Salomo ist für Sulamith eine sinnliche Erfahrung. Wenn sie an ihn denkt, dann kann sie ihn „riechen“. Und er riecht gut!
Bei Myrrhe handelt es sich um ein Baumharz, das in Südarabien gewonnen wird. Es kann, ähnlich wie Weihrauch, als Räucherwerk verbrannt oder in Öl zu wohlriechenden Salbölen verarbeitet werden (vgl. in 2Mose 30,23-25 das heilige Salböl). Myrrhe wurde in der Antike als Aphrodisiakum zur Steigerung von Lust und Sinnlichkeit verwendet. Frauen und Männer trugen es als Parfüm, um verführerischer zu wirken, Polster wurden vor dem Geschlechtsverkehr damit beträufelt und es war für Frauen üblich, mit einem Flakon Myrrhe ins Bett zu gehen.
Ob Myrrhe tatsächlich die Produktion von Pheromonen (Sexuallockstoffen) anregt, kann ich nicht sagen, aber was Sulamith ausdrücken will, liegt auf der Hand: Mein Geliebter ist mir wie ein betörender Geruch, dem ich mich nicht entziehen kann, der mich verführt und mir auf intime Weise ganz nahe ist.
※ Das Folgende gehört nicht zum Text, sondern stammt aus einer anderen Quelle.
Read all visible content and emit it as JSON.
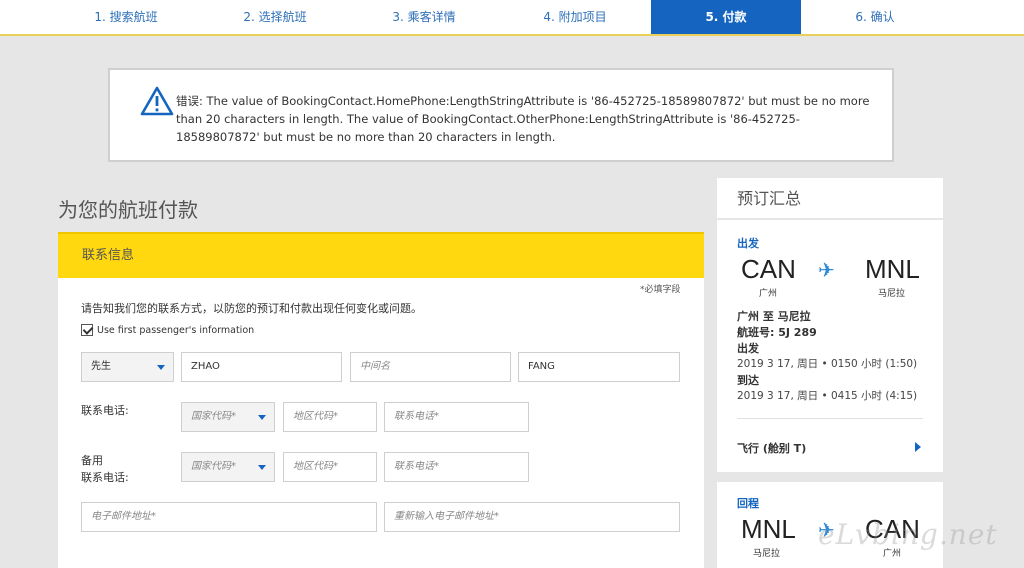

Stell dir vor, eine Frau würde heute zu ihrem Mann sagen: „Du bist für mich eine sinnliche Versuchung. Wenn ich in deiner Nähe bin, habe ich Lust auf mehr!“ Eine solche Frau wird nie das Herz ihres Mannes verlieren.
Das Beutelchen Myrrhe ist nicht unbedingt ein Beutel, weil die meisten Aromastoffe in Palästina auf Olivenölbasis hergestellt wurden. Ein solches Parfüm kann man nicht in einem Beutel aufbewahren, sehr wohl aber in einer geschlossenen Flasche, die von Zeit zu Zeit geöffnet wird. Archäologische Funde bestätigen unter anderem Parfümfläschchen aus Alabaster, Elfenbein und Holz.